The company expects to release a patch shortly for its impacted customers
The Revil gang has used Kaseya VSA software as a conduit for launching its ransomware attack. (Credit: Pete Linforth from Pixabay)
Kaseya said that its VSA software product has been subject to a ransomware attack claimed by the REvil ransomware gang that has impacted 800 to 1,500 businesses around the world.
The company, which is based in the US, provides IT and security management solutions for managed service providers (MSPs).
Its product Kaseya VSA has been developed as a remote monitoring and management software product. The software has been used as a conduit by the REvil gang, which is allegedly linked to Russia, for launching a sophisticated cyberattack.
REvil is demanding a ransom payment of $70m for publishing a decryptor that will enable the impacted businesses to recover from the attack within an hour.
On the other hand, Kaseya said that it has developed a Patch for its on-premises customers which is expected to be available shortly after its SaaS servers are brought online.
The company said that the attack was localised to a marginal number of on-premises customers.
The software vendor revealed that less than 60 of its customers, who were all using the VSA on-premises product, were directly compromised by the cyberattack. Many of these customers offer IT services to various other companies.

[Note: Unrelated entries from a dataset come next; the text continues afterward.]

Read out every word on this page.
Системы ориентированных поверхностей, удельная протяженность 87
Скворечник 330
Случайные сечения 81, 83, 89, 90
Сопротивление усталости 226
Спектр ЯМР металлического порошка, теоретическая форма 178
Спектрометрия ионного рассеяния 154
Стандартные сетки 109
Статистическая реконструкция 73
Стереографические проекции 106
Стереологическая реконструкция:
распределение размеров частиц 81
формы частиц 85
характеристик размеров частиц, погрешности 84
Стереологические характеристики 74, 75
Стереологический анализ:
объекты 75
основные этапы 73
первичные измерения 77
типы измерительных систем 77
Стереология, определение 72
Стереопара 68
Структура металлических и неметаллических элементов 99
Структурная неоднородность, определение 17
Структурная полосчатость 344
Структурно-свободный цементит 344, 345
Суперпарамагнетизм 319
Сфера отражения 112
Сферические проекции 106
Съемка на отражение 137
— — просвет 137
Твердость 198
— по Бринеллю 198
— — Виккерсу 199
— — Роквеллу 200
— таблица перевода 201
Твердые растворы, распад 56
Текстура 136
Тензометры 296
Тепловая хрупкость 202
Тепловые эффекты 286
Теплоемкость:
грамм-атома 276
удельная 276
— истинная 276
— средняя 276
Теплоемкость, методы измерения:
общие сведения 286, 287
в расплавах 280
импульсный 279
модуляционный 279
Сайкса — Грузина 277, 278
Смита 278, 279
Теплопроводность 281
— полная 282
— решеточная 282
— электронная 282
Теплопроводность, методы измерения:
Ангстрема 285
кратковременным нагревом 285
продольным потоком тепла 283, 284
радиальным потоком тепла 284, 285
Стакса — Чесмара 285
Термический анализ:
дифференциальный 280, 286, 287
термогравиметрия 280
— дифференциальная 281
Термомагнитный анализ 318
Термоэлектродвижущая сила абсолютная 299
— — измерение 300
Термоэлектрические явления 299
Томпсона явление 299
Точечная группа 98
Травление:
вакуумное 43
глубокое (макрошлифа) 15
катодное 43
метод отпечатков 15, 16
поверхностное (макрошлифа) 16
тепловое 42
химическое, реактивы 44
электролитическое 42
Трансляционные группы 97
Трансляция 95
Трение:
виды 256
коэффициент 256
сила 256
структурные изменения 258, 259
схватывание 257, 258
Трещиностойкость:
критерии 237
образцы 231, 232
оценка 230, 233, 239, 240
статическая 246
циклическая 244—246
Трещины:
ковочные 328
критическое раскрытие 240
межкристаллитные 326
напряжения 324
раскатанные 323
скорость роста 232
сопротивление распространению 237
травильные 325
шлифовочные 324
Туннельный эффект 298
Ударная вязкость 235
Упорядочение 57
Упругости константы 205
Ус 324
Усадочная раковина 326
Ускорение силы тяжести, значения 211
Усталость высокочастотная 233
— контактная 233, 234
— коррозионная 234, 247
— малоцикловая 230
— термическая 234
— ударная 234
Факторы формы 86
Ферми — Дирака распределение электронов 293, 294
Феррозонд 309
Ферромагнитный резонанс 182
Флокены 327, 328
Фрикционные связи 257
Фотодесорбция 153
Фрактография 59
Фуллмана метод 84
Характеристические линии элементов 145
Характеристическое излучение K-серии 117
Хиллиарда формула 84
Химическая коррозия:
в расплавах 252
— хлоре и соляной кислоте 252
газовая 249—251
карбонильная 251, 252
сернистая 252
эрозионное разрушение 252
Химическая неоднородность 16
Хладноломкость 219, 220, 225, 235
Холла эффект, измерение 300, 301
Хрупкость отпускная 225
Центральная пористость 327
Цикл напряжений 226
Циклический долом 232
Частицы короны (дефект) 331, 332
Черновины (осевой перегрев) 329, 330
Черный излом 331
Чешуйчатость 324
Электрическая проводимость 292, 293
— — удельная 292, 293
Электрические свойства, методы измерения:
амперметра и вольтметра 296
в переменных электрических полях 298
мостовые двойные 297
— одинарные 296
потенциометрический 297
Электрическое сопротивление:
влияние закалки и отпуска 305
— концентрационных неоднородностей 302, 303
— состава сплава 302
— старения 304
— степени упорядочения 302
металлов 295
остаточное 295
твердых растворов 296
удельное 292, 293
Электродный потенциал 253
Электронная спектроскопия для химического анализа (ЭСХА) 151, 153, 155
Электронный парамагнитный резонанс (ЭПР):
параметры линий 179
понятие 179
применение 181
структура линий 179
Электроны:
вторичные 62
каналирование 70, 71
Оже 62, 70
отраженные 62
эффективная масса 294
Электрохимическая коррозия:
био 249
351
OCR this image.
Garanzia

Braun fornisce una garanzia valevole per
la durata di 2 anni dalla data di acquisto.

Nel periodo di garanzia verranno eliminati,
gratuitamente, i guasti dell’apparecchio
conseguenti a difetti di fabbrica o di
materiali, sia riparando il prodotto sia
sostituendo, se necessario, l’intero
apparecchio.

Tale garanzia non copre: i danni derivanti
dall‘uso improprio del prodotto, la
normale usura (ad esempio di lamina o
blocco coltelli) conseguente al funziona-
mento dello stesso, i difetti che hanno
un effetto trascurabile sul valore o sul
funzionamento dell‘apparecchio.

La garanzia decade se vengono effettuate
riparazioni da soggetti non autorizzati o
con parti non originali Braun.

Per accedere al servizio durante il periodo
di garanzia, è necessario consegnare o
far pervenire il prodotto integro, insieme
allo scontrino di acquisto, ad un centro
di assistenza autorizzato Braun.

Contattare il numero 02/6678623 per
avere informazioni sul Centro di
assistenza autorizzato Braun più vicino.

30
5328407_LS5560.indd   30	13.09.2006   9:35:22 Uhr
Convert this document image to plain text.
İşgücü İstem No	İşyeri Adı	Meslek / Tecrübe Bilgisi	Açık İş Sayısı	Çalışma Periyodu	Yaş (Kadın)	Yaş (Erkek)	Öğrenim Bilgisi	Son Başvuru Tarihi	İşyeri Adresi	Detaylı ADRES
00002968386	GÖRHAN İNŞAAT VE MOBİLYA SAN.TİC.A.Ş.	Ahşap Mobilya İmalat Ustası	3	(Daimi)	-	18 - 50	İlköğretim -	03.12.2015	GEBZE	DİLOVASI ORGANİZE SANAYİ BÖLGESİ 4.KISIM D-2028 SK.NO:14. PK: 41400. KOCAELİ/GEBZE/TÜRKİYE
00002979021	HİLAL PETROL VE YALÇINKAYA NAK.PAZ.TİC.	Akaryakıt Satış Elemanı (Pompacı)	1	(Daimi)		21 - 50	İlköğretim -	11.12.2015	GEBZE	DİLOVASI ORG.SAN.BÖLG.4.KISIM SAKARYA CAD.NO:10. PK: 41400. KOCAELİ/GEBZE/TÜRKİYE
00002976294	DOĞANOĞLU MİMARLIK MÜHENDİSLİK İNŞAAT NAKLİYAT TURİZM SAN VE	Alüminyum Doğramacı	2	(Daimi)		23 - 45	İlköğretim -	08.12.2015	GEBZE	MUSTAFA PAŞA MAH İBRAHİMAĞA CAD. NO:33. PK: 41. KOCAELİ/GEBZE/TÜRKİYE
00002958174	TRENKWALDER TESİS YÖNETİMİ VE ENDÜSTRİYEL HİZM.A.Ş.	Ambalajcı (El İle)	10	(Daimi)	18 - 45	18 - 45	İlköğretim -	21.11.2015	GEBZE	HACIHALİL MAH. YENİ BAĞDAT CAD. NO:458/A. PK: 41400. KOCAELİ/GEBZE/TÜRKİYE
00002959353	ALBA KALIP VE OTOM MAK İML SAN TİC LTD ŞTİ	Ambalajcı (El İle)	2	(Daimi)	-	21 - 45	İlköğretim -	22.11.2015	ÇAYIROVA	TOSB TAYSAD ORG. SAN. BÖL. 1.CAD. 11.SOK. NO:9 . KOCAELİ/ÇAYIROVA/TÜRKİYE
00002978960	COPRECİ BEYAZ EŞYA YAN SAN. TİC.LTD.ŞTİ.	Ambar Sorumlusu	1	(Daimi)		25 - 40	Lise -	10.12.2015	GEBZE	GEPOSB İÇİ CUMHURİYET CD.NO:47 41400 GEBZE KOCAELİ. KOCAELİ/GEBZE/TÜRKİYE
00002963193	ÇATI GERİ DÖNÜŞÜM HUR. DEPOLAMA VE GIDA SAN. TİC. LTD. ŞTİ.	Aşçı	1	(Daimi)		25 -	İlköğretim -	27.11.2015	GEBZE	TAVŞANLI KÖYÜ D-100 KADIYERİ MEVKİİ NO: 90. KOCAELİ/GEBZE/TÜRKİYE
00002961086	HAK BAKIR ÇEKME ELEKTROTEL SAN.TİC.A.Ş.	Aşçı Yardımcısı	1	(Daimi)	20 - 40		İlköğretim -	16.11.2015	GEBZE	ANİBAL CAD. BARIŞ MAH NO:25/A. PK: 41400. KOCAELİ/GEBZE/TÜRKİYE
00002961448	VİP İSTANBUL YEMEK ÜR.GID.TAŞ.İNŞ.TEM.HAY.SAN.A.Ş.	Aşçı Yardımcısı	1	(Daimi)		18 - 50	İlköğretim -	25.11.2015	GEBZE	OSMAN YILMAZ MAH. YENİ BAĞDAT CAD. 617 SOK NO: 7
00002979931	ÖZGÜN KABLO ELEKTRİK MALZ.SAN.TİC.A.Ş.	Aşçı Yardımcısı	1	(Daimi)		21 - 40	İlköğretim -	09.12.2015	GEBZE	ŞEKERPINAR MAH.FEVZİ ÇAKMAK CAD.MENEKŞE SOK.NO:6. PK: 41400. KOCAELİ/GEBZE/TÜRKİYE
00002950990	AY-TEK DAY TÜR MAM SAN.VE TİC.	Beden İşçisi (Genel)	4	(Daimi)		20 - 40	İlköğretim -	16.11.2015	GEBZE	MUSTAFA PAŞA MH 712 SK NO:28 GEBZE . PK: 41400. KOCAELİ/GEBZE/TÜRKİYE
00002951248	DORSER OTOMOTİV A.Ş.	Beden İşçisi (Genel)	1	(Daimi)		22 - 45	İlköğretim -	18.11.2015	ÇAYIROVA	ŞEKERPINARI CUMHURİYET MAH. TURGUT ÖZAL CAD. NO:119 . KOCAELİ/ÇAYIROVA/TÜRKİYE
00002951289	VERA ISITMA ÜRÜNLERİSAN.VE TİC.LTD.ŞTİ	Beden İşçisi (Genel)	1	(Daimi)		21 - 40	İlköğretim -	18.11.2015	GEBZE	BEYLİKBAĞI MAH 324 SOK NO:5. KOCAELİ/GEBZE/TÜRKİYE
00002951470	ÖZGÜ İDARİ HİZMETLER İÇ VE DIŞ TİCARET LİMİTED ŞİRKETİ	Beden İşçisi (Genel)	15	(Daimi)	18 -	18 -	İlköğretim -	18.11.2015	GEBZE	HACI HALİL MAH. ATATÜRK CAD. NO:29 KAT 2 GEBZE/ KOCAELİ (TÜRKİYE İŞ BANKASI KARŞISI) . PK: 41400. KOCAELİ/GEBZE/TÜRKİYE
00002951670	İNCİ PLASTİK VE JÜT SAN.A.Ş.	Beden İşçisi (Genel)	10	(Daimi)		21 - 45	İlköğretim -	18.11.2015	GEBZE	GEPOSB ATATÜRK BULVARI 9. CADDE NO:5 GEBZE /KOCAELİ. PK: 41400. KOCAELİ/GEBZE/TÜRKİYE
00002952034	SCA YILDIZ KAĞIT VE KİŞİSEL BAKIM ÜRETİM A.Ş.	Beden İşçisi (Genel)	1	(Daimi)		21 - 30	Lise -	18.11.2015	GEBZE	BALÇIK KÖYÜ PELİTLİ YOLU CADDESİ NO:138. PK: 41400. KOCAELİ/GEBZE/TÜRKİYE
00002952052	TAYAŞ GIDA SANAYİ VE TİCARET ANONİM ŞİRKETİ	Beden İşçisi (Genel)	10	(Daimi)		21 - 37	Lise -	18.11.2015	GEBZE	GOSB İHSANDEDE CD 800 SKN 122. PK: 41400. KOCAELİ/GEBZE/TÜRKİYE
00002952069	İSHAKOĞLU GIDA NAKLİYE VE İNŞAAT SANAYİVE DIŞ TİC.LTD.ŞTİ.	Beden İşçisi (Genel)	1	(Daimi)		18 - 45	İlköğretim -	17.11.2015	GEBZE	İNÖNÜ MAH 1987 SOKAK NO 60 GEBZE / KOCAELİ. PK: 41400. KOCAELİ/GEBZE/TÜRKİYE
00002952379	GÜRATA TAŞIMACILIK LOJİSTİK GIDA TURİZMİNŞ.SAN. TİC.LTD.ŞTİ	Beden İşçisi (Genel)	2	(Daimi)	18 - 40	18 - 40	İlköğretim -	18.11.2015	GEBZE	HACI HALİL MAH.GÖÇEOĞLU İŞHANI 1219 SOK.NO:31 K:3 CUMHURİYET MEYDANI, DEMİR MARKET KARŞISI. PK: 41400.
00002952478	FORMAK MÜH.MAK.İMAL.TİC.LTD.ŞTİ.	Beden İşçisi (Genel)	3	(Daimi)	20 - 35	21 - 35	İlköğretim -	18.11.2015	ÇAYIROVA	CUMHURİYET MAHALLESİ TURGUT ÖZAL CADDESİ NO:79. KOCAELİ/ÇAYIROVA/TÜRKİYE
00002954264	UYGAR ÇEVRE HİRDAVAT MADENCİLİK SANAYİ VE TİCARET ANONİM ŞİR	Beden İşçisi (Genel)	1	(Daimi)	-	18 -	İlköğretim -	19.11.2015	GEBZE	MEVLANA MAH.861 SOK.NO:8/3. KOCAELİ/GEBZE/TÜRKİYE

The company said that it did not find any evidence that any of its SaaS customers were affected by the attack.
Kaseya said that its MSP clients use its technology to handle the IT infrastructure for local and small businesses having less than 30 employees. These include dentists’ offices, local restaurants, and small accounting offices.
The company claimed that its customers manage nearly 800,000 to 1,000,000 local and small businesses.
Kaseya CEO Fred Voccola said: “Our global teams are working around the clock to get our customers back up and running.
“We understand that every second they are shut down, it impacts their livelihood, which is why we’re working feverishly to get this resolved.”
Kaseya has been working with multiple governmental agencies in the US such as the Federal Bureau of Investigation (FBI), Cybersecurity and Infrastructure Security Agency (CISA), Department of Homeland Security, and the White House as well.
The company is also closely working with FireEye Mandiant IR, a computer incident response firm, on the security incident.
The FBI stated: “The FBI is investigating this situation and working with Kaseya, in coordination with CISA, to conduct outreach to possibly impacted victims.
“We encourage all who might be affected to employ the recommended mitigations and for users to follow Kaseya’s guidance to shut down VSA servers immediately. As always, we stand ready to assist any impacted entities.”